I have some code that does the same thing to several files in a python 3 application and so seems like a great candidate for multiprocessing. I'm trying to use Pool to assign work to some number of processes. I'd like the code to continue do other things (mainly displaying things for the user) while these calculations are going on, so i'd like to use the map_async function of the multiprocessing.Pool class for this. I would expect that after calling this, the code will continue and the result will be handled by the callback I've specified, but this doesn't seem to be happening. The following code shows three ways I've tried calling map_async and the results I've seen:
import multiprocessing
NUM_PROCS = 4
def func(arg_list):
arg1 = arg_list[0]
arg2 = arg_list[1]
print('start func')
print ('arg1 = {0}'.format(arg1))
print ('arg2 = {0}'.format(arg2))
time.sleep(1)
result1 = arg1 * arg2
print('end func')
return result1
def callback(result):
print('result is {0}'.format(result))
def error_handler(error1):
print('error in call\n {0}'.format(error1))
def async1(arg_list1):
# This is how my understanding of map_async suggests i should
# call it. When I execute this, the target function func() is not called
with multiprocessing.Pool(NUM_PROCS) as p1:
r1 = p1.map_async(func,
arg_list1,
callback=callback,
error_callback=error_handler)
def async2(arg_list1):
with multiprocessing.Pool(NUM_PROCS) as p1:
# If I call the wait function on the result for a small
# amount of time, then the target function func() is called
# and executes sucessfully in 2 processes, but the callback
# function is never called so the results are not processed
r1 = p1.map_async(func,
arg_list1,
callback=callback,
error_callback=error_handler)
r1.wait(0.1)
def async3(arg_list1):
# if I explicitly call join on the pool, then the target function func()
# successfully executes in 2 processes and the callback function is also
# called, but by calling join the processing is not asynchronous any more
# as join blocks the main process until the other processes are finished.

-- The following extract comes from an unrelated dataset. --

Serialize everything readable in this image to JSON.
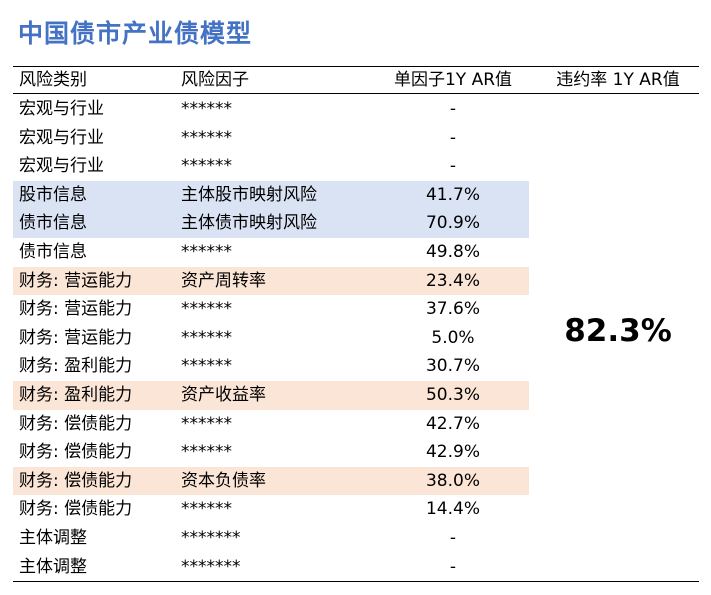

with multiprocessing.Pool(NUM_PROCS) as p1:
r1 = p1.map_async(func,
arg_list1,
callback=callback,
error_callback=error_handler)
p1.close()
p1.join()
def main():
arg_list1 = [(5, 3), (7, 4), (-8, 10), (4, 12)]
async3(arg_list1)
print('pool executed successfully')
if __name__ == '__main__':
main()
When async1, async2 or async3 is called in main, the results are described in the comments for each function. Could any one explain why the different calls are behaving the way they are? Ultimately I'd like to call map_async as done in async1, so i can do something in else the main process while the worker processes are busy. I have tested this code with python 2.7 and 3.6, on an older RH6 linux box and a newer ubuntu VM, with the same results.